Once you get married, you’ll become a regular Betty Crocker. That’s what I thought. I mean…I bought every cookbook I could find!
Who cared if I didn’t cook or clean before I got married?!?!? Once my husband and I tied the knot, I would magically become domestic. I thought I’d cook and clean, do the laundry, take care of my husband. Wasn’t that was a good wife was supposed to do? Your husband gets home. You’re in an apron putting the finishing touches on dinner. The table is set. He comes home from a long day of work just ready to put his feet up and eat. And afterwards you clean up after him (and the kids) while everyone else rests.
What is this? The 1950s? My grandma tells a story about when she went into labor with my mom. She was on the floor scrubbing her baseboards!!!! Why? Because her mom was coming into town. And she knew that she needed to clean them before her mom could chastise her for not cleaning better. Isn’t that ridiculous?!?! Nine months pregnant…on the floor…scrubbing baseboards! Every time she tells me this story, I ask myself why. Why did my grandma think the baseboards were so important? Because that’s what her generation was brought up thinking. That a clean house was a must. There were no exceptions.
Now my mom’s generation… the 60s and 70s.
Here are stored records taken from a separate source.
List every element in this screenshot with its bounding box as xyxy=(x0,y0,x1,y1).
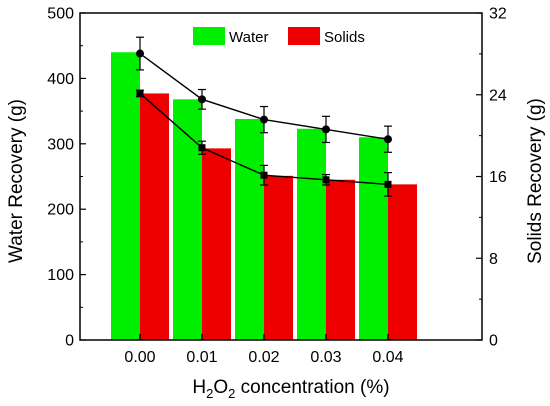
axes-layer: 0 100 200 300 400 500 0 8 16 24 32 0.00 0.01 0.02 0.03… xyxy=(47,6,507,367)
point-water xyxy=(198,95,206,104)
bar-solids xyxy=(264,175,293,340)
point-water xyxy=(384,135,392,144)
legend-swatch-water xyxy=(193,27,225,45)
y-right-tick-label: 24 xyxy=(489,87,507,104)
y-left-tick-label: 200 xyxy=(47,202,74,219)
point-solids xyxy=(136,89,144,97)
legend-label-solids: Solids xyxy=(324,29,365,46)
bar-water xyxy=(173,99,202,340)
bars-layer xyxy=(111,52,417,341)
y-right-tick-label: 16 xyxy=(489,169,507,186)
bar-water xyxy=(297,128,326,340)
x-tick-label: 0.02 xyxy=(248,349,279,366)
y-left-tick-label: 300 xyxy=(47,136,74,153)
bar-water xyxy=(111,52,140,341)
y-axis-right-title: Solids Recovery (g) xyxy=(525,98,546,264)
bar-solids xyxy=(388,184,417,340)
x-tick-label: 0.00 xyxy=(124,349,155,366)
lines-layer xyxy=(136,36,392,197)
x-tick-label: 0.04 xyxy=(372,349,403,366)
legend-label-water: Water xyxy=(229,29,268,46)
x-axis-title: H2O2 concentration (%) xyxy=(192,377,389,401)
y-right-tick-label: 32 xyxy=(489,6,507,23)
x-tick-label: 0.03 xyxy=(310,349,341,366)
point-solids xyxy=(322,176,330,184)
y-left-tick-label: 400 xyxy=(47,71,74,88)
point-water xyxy=(136,49,144,58)
x-tick-label: 0.01 xyxy=(186,349,217,366)
y-axis-left-title: Water Recovery (g) xyxy=(6,99,27,263)
y-left-tick-label: 0 xyxy=(65,333,74,350)
y-right-tick-label: 8 xyxy=(489,251,498,268)
legend: Water Solids xyxy=(193,27,365,46)
point-solids xyxy=(198,144,206,152)
y-right-tick-label: 0 xyxy=(489,333,498,350)
bar-water xyxy=(235,118,264,340)
legend-swatch-solids xyxy=(288,27,320,45)
point-water xyxy=(260,115,268,124)
y-left-tick-label: 500 xyxy=(47,6,74,23)
point-solids xyxy=(384,180,392,188)
point-water xyxy=(322,125,330,134)
bar-solids xyxy=(202,148,231,340)
y-left-tick-label: 100 xyxy=(47,267,74,284)
bar-solids xyxy=(326,179,355,340)
bar-solids xyxy=(140,93,169,340)
bar-water xyxy=(359,137,388,340)
point-solids xyxy=(260,171,268,179)
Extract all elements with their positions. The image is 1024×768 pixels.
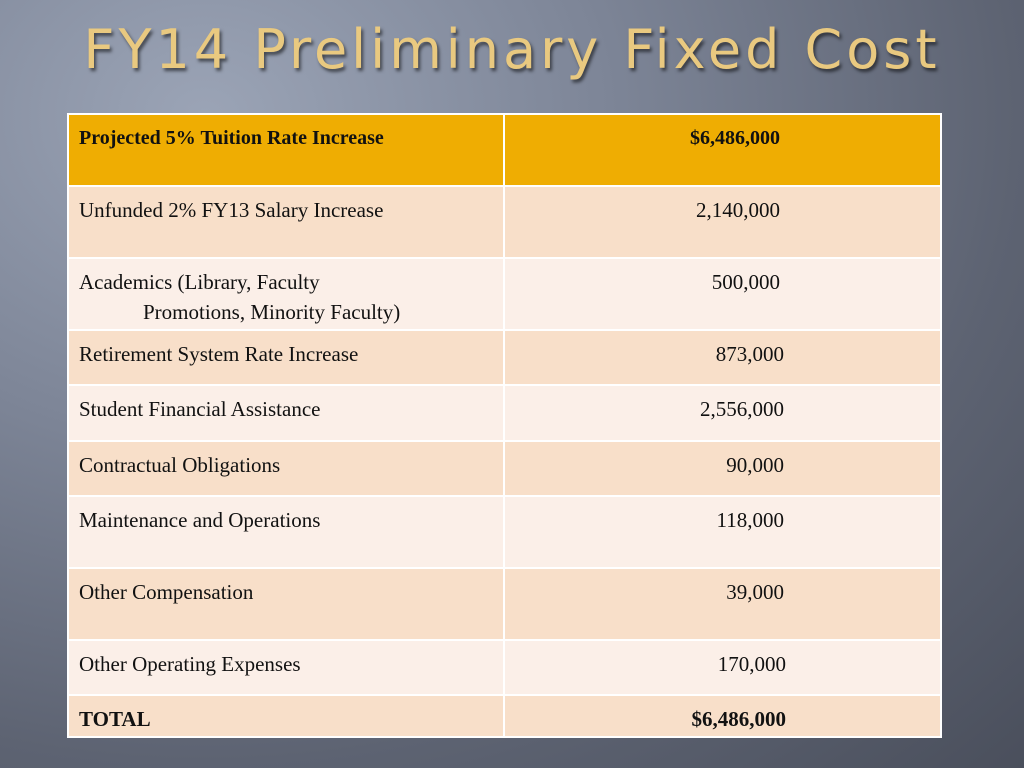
row-label: Student Financial Assistance	[67, 384, 505, 442]
row-label: Academics (Library, Faculty Promotions, …	[67, 257, 505, 331]
table-row: Contractual Obligations 90,000	[67, 440, 942, 497]
row-value: 90,000	[503, 440, 942, 497]
table-row: Other Operating Expenses 170,000	[67, 639, 942, 696]
table-row: Student Financial Assistance 2,556,000	[67, 384, 942, 442]
row-value: 118,000	[503, 495, 942, 569]
table-row: Maintenance and Operations 118,000	[67, 495, 942, 569]
fixed-cost-table-container: Projected 5% Tuition Rate Increase $6,48…	[67, 113, 942, 738]
row-label-line2: Promotions, Minority Faculty)	[143, 300, 401, 324]
row-label: Unfunded 2% FY13 Salary Increase	[67, 185, 505, 259]
row-value: 2,140,000	[503, 185, 942, 259]
row-label: Contractual Obligations	[67, 440, 505, 497]
total-label: TOTAL	[67, 694, 505, 738]
fixed-cost-table: Projected 5% Tuition Rate Increase $6,48…	[67, 113, 942, 738]
header-value: $6,486,000	[503, 113, 942, 187]
row-value: 500,000	[503, 257, 942, 331]
table-row: Academics (Library, Faculty Promotions, …	[67, 257, 942, 331]
row-label: Other Operating Expenses	[67, 639, 505, 696]
row-value: 2,556,000	[503, 384, 942, 442]
table-row: Retirement System Rate Increase 873,000	[67, 329, 942, 386]
row-label: Other Compensation	[67, 567, 505, 641]
table-row: Other Compensation 39,000	[67, 567, 942, 641]
header-label: Projected 5% Tuition Rate Increase	[67, 113, 505, 187]
row-label: Maintenance and Operations	[67, 495, 505, 569]
row-value: 39,000	[503, 567, 942, 641]
table-total-row: TOTAL $6,486,000	[67, 694, 942, 738]
table-row: Unfunded 2% FY13 Salary Increase 2,140,0…	[67, 185, 942, 259]
row-value: 873,000	[503, 329, 942, 386]
table-header-row: Projected 5% Tuition Rate Increase $6,48…	[67, 113, 942, 187]
row-label: Retirement System Rate Increase	[67, 329, 505, 386]
total-value: $6,486,000	[503, 694, 942, 738]
slide-title: FY14 Preliminary Fixed Cost	[83, 18, 941, 81]
row-value: 170,000	[503, 639, 942, 696]
row-label-line1: Academics (Library, Faculty	[79, 270, 320, 294]
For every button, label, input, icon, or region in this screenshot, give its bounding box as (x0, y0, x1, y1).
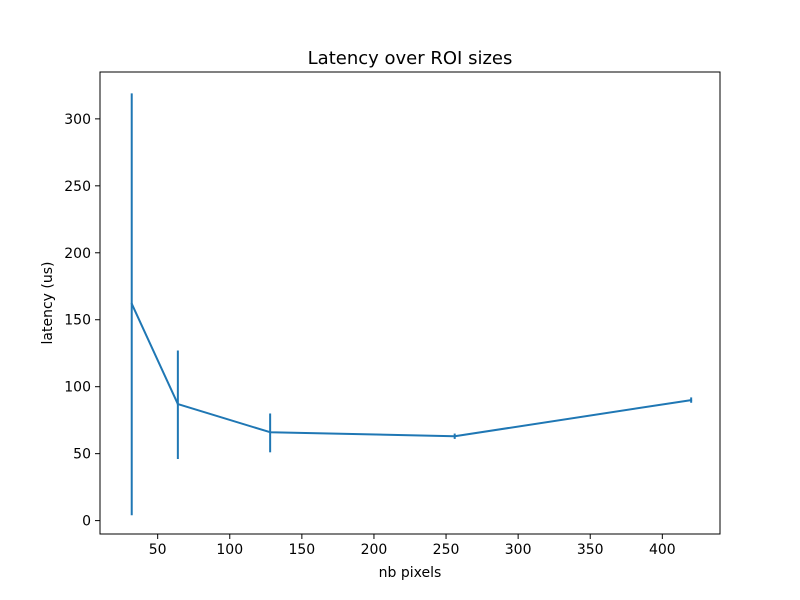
y-tick-label-50: 50 (73, 447, 91, 463)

This was a time of peace, love, and happiness. Women didn’t feel they had to conform to the mold of a Betty Crocker. They felt they were more than that. More women were working outside of the home. My mom cleaned the house, did the laundry, made dinners. But she wasn’t religious about it. She didn’t scrub the floors every day. I sometimes remember “family cleaning days.” But those were few and far between. My room was never fully clean. If I was supposed to clean it, most of the things found their way under my bed and that was usually good enough for the time being.
With our children today, are we teaching them the responsibilties they’ll need to know by the time they’re adult age? That’s what I had to ask myself and I answered no. This is the main reason for my change of attititude. How can I teach my daughter how to take care of a home when I don’t show her?
By doing everything for our children, we teach them nothing.